Jesus said that we are to make disciples by going, teaching and baptizing. (Matthew 28:19). In that Great Commission, making disciples is the key. The work of the church is always to be building disciples. Yet, there are times when I wonder if the body of Christ is more concerned with making converts than with making disciples. At the same time, there are many churches that have little to no evangelistic fervor.
I was recently told of a church that was doing a phenomenal job of seeing people introduced to Jesus. The church was evangelistic to the core and God was using them mightily. But then the person said that this church has no vision for discipleship. This person lamented that although people were being saved (which was a great joy), the young believers were stuck in infancy.

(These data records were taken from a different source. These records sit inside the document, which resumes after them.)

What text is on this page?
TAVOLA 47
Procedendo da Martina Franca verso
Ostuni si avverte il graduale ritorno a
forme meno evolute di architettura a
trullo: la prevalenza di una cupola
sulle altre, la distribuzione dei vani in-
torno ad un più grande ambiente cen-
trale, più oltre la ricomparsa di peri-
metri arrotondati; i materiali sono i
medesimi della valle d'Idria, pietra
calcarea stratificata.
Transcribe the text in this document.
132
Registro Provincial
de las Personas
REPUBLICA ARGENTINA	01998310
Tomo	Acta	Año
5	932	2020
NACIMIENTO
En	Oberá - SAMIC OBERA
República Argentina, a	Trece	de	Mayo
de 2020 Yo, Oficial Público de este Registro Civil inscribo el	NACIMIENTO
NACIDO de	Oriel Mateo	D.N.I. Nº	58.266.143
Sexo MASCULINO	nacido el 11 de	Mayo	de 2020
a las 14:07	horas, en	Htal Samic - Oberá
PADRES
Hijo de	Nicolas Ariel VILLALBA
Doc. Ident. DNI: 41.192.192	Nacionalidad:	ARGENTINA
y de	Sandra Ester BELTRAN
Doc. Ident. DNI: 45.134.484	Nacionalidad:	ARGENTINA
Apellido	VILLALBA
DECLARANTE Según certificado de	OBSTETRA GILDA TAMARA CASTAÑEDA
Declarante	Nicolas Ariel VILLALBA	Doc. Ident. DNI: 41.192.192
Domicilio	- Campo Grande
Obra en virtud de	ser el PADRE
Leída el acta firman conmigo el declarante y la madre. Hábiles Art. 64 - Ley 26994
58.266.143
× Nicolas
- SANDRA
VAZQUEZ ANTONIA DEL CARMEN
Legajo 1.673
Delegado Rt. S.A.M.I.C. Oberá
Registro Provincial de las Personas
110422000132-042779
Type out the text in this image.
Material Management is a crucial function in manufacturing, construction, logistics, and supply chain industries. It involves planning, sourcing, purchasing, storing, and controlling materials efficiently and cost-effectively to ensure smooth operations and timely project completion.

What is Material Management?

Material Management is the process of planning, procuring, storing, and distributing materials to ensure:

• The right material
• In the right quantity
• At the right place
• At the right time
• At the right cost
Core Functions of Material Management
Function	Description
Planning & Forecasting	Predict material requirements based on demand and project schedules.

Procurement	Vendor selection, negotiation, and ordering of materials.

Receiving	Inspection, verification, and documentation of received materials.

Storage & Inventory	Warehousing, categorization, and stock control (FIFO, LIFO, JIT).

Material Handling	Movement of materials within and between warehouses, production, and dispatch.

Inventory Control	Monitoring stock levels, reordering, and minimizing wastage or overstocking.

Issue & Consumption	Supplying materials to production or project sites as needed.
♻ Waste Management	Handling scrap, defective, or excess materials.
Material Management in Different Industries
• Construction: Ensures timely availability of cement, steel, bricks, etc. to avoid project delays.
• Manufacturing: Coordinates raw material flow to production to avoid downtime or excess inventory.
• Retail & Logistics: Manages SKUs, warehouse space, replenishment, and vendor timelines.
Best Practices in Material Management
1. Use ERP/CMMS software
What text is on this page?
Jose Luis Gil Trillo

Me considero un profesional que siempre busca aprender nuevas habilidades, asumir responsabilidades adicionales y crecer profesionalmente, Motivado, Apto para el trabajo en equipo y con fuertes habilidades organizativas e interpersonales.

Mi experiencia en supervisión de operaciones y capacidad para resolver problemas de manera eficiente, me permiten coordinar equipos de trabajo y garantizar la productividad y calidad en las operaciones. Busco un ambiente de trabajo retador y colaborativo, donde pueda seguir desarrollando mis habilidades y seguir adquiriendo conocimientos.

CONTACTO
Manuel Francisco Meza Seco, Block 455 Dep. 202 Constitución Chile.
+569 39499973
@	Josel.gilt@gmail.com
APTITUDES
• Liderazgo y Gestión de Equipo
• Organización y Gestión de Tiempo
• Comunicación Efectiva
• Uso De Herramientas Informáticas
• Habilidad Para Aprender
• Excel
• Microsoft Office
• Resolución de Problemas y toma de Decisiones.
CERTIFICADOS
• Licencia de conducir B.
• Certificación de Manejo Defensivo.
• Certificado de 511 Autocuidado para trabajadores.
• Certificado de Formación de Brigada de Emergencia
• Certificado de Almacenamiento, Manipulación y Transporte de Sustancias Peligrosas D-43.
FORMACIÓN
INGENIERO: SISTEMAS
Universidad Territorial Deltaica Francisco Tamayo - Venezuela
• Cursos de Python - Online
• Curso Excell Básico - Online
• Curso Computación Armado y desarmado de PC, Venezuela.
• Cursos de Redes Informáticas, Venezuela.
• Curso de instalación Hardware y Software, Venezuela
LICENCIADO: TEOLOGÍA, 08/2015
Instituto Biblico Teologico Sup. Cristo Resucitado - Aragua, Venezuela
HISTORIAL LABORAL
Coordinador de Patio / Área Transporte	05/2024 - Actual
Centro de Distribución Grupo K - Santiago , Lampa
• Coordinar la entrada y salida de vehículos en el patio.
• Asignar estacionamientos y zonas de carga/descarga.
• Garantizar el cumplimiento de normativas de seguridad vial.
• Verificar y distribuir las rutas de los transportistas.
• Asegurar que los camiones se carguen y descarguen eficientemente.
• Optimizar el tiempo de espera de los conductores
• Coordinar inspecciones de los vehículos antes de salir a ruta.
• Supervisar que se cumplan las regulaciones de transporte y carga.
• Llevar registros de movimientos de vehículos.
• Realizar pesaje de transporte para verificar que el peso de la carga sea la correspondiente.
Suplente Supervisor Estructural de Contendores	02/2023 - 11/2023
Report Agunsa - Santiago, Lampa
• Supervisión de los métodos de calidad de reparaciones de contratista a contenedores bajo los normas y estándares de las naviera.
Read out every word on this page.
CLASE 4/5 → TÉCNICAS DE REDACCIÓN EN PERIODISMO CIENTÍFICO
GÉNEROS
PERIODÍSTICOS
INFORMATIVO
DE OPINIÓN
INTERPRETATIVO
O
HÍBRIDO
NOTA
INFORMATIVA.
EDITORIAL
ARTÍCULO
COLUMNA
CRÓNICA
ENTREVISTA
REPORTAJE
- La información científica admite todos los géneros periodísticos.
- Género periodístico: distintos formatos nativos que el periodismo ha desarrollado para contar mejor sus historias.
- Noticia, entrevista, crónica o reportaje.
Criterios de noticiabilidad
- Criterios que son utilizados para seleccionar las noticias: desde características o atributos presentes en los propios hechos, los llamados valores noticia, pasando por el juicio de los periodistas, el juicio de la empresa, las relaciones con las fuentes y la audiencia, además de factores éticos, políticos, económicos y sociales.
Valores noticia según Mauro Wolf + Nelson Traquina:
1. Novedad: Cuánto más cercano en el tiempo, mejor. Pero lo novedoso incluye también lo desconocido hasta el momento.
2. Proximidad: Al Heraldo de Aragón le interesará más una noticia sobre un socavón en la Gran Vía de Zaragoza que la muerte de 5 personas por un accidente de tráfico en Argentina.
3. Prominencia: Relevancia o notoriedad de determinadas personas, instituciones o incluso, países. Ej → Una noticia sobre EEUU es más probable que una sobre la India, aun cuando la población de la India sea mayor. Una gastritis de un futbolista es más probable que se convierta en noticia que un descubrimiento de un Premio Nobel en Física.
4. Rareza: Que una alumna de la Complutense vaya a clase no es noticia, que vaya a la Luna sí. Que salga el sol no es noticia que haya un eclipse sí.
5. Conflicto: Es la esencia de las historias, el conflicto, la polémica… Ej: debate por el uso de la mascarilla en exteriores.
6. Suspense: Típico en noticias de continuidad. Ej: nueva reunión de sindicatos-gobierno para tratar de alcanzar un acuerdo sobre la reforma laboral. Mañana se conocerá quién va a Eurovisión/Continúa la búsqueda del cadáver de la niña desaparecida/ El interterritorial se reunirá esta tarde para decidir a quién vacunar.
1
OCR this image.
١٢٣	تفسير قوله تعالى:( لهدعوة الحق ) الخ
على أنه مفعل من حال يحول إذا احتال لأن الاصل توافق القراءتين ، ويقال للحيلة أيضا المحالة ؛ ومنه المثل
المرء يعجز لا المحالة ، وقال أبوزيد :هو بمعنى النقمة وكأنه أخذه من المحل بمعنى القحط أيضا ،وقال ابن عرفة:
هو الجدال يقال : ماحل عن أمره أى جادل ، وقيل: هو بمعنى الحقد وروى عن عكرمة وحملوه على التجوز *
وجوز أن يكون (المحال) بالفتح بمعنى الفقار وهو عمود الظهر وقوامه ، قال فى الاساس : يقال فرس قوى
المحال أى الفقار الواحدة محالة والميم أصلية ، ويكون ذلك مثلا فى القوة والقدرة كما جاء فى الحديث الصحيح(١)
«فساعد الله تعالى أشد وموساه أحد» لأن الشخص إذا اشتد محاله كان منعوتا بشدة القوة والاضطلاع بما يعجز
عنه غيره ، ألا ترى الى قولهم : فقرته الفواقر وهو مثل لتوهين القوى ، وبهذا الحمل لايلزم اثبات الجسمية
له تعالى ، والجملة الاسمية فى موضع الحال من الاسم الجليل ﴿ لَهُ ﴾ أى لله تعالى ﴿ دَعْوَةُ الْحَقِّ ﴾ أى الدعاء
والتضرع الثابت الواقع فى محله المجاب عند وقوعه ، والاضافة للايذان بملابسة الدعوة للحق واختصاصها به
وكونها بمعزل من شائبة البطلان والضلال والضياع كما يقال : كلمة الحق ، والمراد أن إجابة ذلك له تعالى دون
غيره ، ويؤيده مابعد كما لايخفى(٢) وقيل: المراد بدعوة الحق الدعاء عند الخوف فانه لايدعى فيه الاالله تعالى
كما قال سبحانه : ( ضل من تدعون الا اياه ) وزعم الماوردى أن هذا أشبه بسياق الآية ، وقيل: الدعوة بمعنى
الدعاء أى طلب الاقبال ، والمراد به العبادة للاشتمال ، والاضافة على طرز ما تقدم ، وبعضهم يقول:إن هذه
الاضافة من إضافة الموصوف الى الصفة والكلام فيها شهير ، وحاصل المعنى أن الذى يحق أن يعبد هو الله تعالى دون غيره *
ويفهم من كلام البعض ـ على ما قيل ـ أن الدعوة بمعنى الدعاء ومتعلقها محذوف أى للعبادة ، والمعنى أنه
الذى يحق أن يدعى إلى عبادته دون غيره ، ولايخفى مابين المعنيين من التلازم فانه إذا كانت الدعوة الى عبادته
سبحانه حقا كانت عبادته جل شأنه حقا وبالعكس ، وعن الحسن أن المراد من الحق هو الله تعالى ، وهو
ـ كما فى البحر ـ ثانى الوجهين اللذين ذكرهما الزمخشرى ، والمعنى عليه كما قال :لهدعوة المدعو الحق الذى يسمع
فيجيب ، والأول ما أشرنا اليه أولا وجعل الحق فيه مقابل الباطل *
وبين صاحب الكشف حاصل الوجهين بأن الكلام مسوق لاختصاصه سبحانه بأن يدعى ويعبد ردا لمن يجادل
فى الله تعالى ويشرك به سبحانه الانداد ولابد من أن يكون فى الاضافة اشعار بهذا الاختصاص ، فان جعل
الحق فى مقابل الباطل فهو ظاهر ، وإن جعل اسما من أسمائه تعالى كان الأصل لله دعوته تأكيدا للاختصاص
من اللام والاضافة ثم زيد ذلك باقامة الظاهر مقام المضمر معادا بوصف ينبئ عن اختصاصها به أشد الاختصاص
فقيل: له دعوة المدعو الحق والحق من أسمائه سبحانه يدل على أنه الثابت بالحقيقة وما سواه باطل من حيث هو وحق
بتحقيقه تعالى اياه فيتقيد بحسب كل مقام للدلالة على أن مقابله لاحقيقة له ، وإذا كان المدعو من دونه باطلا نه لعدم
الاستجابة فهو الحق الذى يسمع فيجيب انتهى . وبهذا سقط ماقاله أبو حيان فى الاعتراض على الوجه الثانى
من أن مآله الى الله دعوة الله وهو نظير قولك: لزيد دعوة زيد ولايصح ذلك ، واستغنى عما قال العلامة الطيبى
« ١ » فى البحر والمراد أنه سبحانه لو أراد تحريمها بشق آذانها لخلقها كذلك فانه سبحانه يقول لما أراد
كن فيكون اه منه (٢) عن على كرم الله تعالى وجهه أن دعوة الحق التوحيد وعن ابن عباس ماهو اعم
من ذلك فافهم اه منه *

On the other side of the coin, there are many churches that have a heart and passion for discipleship. The only issue that because of a lack of passion for souls, they are constantly discipling the same people as no new believers are being added to the fold. Oftentimes, these churches have strange hang-ups about contemporary ways of proclaiming the good news. There are the ‘altar call’ wars and issues. It makes me think of DL Moody who was purported to have said, “I like my way of doing things better than your way of not doing things.”
I then remembered hearing a pastor say, “You shouldn’t share the gospel with someone unless you are committing to discipling them also.” Now, I don’t know if I agree with the sentiment. But the pastor was trying to get across the responsibility we have, as believers, to not only share the good news, but also to take an active concern with someone’s progress in faith.
In many ways, it we are keeping the main thing the main thing within the church, we need to be intentional in building disciples. Realistically, if we are seeking to make converts, we are doing that so that they can become disciples. Their salvation is the starting line for their life of discipleship. So it isn’t an either/or reality. Instead, evangelism and discipleship are like matched gloves, both equally necessary for the work of the Lord.
So here are some quick thoughts about being intentional in discipleship.
1) Understand where your gifting is.
2) If you are strong in evangelism, seek out a compliment in discipleship. And vice versa.
3) Make a commitment to both evangelism and discipleship.
4) Gather a tribe to pour into (like Jesus did with his 12).
5) Always remember, there are more fish in the wild then in the ponds.
6) Think through various benchmarks in spiritual development for believers
7) Don’t neglect the transition points within the ministry (ie. from Junior High to High School to Young Adults to the Body at large)
8) Remember that Paul didn’t just share the gospel but also his very life.
9) Make discipleship as much a part of your ministry as preaching.